Hack-proof data from any light source

April 16th, 2012 Cosmos, Features, Tech, Tech Features

EDINBURGH: Data can be transmitted from any LED light source, allowing for more secure local area networks, or LANs, than ever before.

Mobile signals, wireless modems and traditional telecommunication lines could be rendered obsolete if data can be transmitted by LED (light-emitting diode) lighting on a mass scale, according to a new study published in the Journal of Lightwave Technology. This new method for transmitting data could also make networks more less susceptible to hacking.

“An expansion of wireless communications into a new and unexplored physical domain – the visible light spectrum – is very appealing,” said lead author Harald Haas of The University of Edinburgh in Scotland.

Information from anywhere

Data already travels by light – through fibre optic cables that transmit signals around the world. The system replicates the one/zero nature of computer data by switching the light on or off.

These on/off states are received at the other end at light speed and a device like a modem reassembles the data by converting the light pulses to electrical signals. Data sent through LED will behave the same as that of fibre optic cable, sending a pulse the receiver will understand as being on or off.

Currently, data transmitted by radio or telecommunication signals is putting pressure on the radio frequency spectrum as we add more devices like smartphones, and the efficiency of a mobile base station is only 5%. From a security perspective, transmitting data by radio is also easy to hijack as it goes through walls and through the air.

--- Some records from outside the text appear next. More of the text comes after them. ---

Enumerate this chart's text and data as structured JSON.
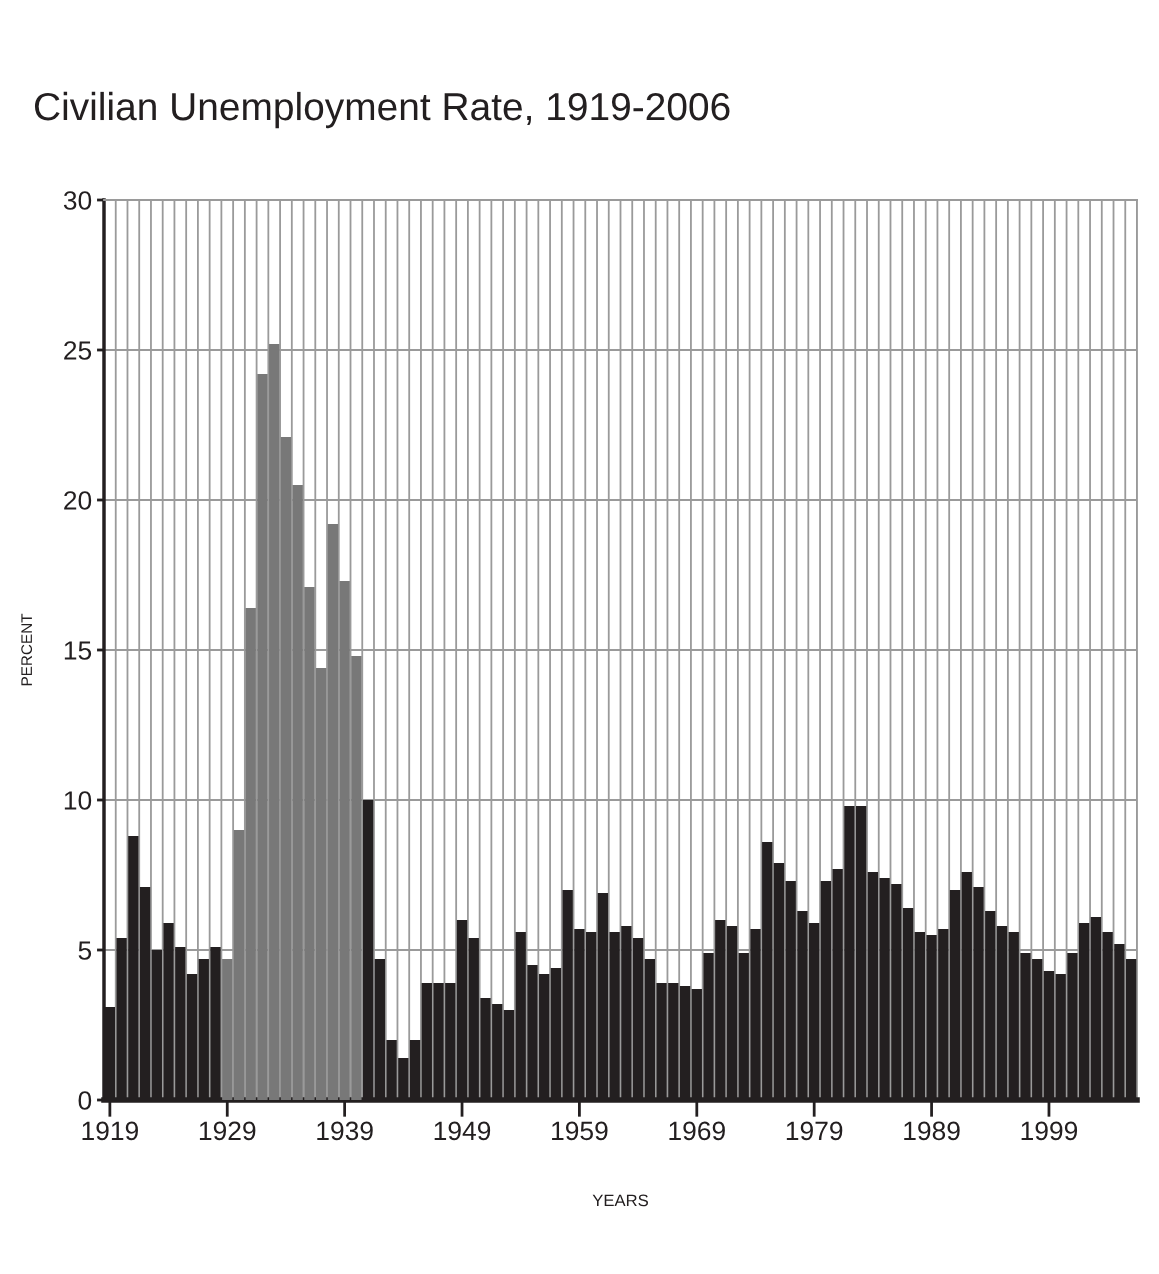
{
  "chart_data": {
    "type": "bar",
    "title": "Civilian Unemployment Rate, 1919-2006",
    "xlabel": "YEARS",
    "ylabel": "PERCENT",
    "categories": [
      "1919",
      null,
      null,
      null,
      null,
      null,
      null,
      null,
      null,
      null,
      "1929",
      null,
      null,
      null,
      null,
      null,
      null,
      null,
      null,
      null,
      "1939",
      null,
      null,
      null,
      null,
      null,
      null,
      null,
      null,
      null,
      "1949",
      null,
      null,
      null,
      null,
      null,
      null,
      null,
      null,
      null,
      "1959",
      null,
      null,
      null,
      null,
      null,
      null,
      null,
      null,
      null,
      "1969",
      null,
      null,
      null,
      null,
      null,
      null,
      null,
      null,
      null,
      "1979",
      null,
      null,
      null,
      null,
      null,
      null,
      null,
      null,
      null,
      "1989",
      null,
      null,
      null,
      null,
      null,
      null,
      null,
      null,
      null,
      "1999",
      null,
      null,
      null,
      null,
      null,
      null,
      null
    ],
    "values": [
      3.1,
      5.4,
      8.8,
      7.1,
      5.0,
      5.9,
      5.1,
      4.2,
      4.7,
      5.1,
      4.7,
      9.0,
      16.4,
      24.2,
      25.2,
      22.1,
      20.5,
      17.1,
      14.4,
      19.2,
      17.3,
      14.8,
      10.0,
      4.7,
      2.0,
      1.4,
      2.0,
      3.9,
      3.9,
      3.9,
      6.0,
      5.4,
      3.4,
      3.2,
      3.0,
      5.6,
      4.5,
      4.2,
      4.4,
      7.0,
      5.7,
      5.6,
      6.9,
      5.6,
      5.8,
      5.4,
      4.7,
      3.9,
      3.9,
      3.8,
      3.7,
      4.9,
      6.0,
      5.8,
      4.9,
      5.7,
      8.6,
      7.9,
      7.3,
      6.3,
      5.9,
      7.3,
      7.7,
      9.8,
      9.8,
      7.6,
      7.4,
      7.2,
      6.4,
      5.6,
      5.5,
      5.7,
      7.0,
      7.6,
      7.1,
      6.3,
      5.8,
      5.6,
      4.9,
      4.7,
      4.3,
      4.2,
      4.9,
      5.9,
      6.1,
      5.6,
      5.2,
      4.7
    ],
    "colors": [
      "#231f20",
      "#231f20",
      "#231f20",
      "#231f20",
      "#231f20",
      "#231f20",
      "#231f20",
      "#231f20",
      "#231f20",
      "#231f20",
      "#787878",
      "#787878",
      "#787878",
      "#787878",
      "#787878",
      "#787878",
      "#787878",
      "#787878",
      "#787878",
      "#787878",
      "#787878",
      "#787878",
      "#231f20",
      "#231f20",
      "#231f20",
      "#231f20",
      "#231f20",
      "#231f20",
      "#231f20",
      "#231f20",
      "#231f20",
      "#231f20",
      "#231f20",
      "#231f20",
      "#231f20",
      "#231f20",
      "#231f20",
      "#231f20",
      "#231f20",
      "#231f20",
      "#231f20",
      "#231f20",
      "#231f20",
      "#231f20",
      "#231f20",
      "#231f20",
      "#231f20",
      "#231f20",
      "#231f20",
      "#231f20",
      "#231f20",
      "#231f20",
      "#231f20",
      "#231f20",
      "#231f20",
      "#231f20",
      "#231f20",
      "#231f20",
      "#231f20",
      "#231f20",
      "#231f20",
      "#231f20",
      "#231f20",
      "#231f20",
      "#231f20",
      "#231f20",
      "#231f20",
      "#231f20",
      "#231f20",
      "#231f20",
      "#231f20",
      "#231f20",
      "#231f20",
      "#231f20",
      "#231f20",
      "#231f20",
      "#231f20",
      "#231f20",
      "#231f20",
      "#231f20",
      "#231f20",
      "#231f20",
      "#231f20",
      "#231f20",
      "#231f20",
      "#231f20",
      "#231f20",
      "#231f20"
    ],
    "ylim": [
      0,
      30
    ],
    "yticks": [
      0,
      5,
      10,
      15,
      20,
      25,
      30
    ],
    "grid": true
  }
}
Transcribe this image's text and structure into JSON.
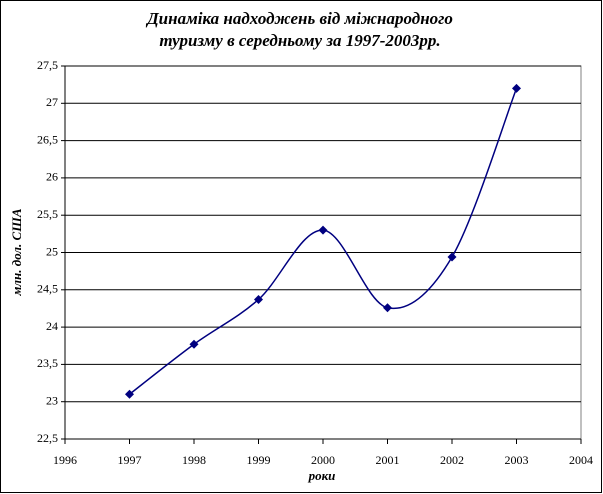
{
  "chart_data": {
    "type": "line",
    "title": [
      "Динаміка надходжень від міжнародного",
      "туризму в середньому за 1997-2003рр."
    ],
    "x_label": "роки",
    "y_label": "млн. дол. США",
    "x": [
      1997,
      1998,
      1999,
      2000,
      2001,
      2002,
      2003
    ],
    "series": [
      {
        "color": "#000080",
        "values": [
          23.1,
          23.77,
          24.37,
          25.3,
          24.26,
          24.94,
          27.2
        ]
      }
    ],
    "smooth": true,
    "marker": "diamond",
    "xlim": [
      1996,
      2004
    ],
    "xticks": [
      1996,
      1997,
      1998,
      1999,
      2000,
      2001,
      2002,
      2003,
      2004
    ],
    "ylim": [
      22.5,
      27.5
    ],
    "yticks": [
      {
        "value": 22.5,
        "label": "22,5"
      },
      23,
      {
        "value": 23.5,
        "label": "23,5"
      },
      24,
      {
        "value": 24.5,
        "label": "24,5"
      },
      25,
      {
        "value": 25.5,
        "label": "25,5"
      },
      26,
      {
        "value": 26.5,
        "label": "26,5"
      },
      27,
      {
        "value": 27.5,
        "label": "27,5"
      }
    ],
    "grid": true
  }
}
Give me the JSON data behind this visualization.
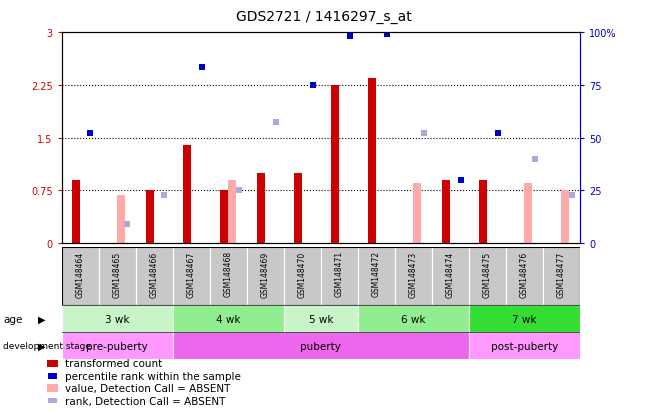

Data generated by an LED source, by contrast, will be much more secure. Like the light that transmits it, the data won’t go through walls. The information flow can also be far more controlled – to interrupt the stream, just turn your device away from the light source.

Abundant LED light

LED light is not only secure, it’s becoming abundant as we phase out incandescent lights and introduce more LED bulbs to homes and offices. Cabin lights on planes should be able to transmit the Internet collected from an on-board satellite receiver, and streetlights could be connected to the cars on the road, wiring up to deliver safety and traffic data, said Haas.

The technology works by modulating or changing the brightness of the LED very quickly by use of an attached microchip. The result of Haas’ study was the transmission of enough data for high bandwidth applications such as streaming video.

The crucial element of LED data is that the modulation change happens too fast and too subtly for the human eye to detect, so the transmitter is perfectly serviceable as an ordinary desk lamp or ceiling light. You can even turn the brightness down far enough so as to appear off and still be transmitting. The receiver, reading only the pulses of light from the transmitter, ignores all competing light sources – a further security measure.

“It has a number of issues,” commented John Dell, dean of the University of Western Australia’s Faculty of Engineering, Computing and Mathematics in Perth. “There are problems with shadows and you need sufficient path diversity, but it’s actually quite a good idea. The idea of using visible light isn’t new. What’s new is using the same LED for the light as for the transmitting.”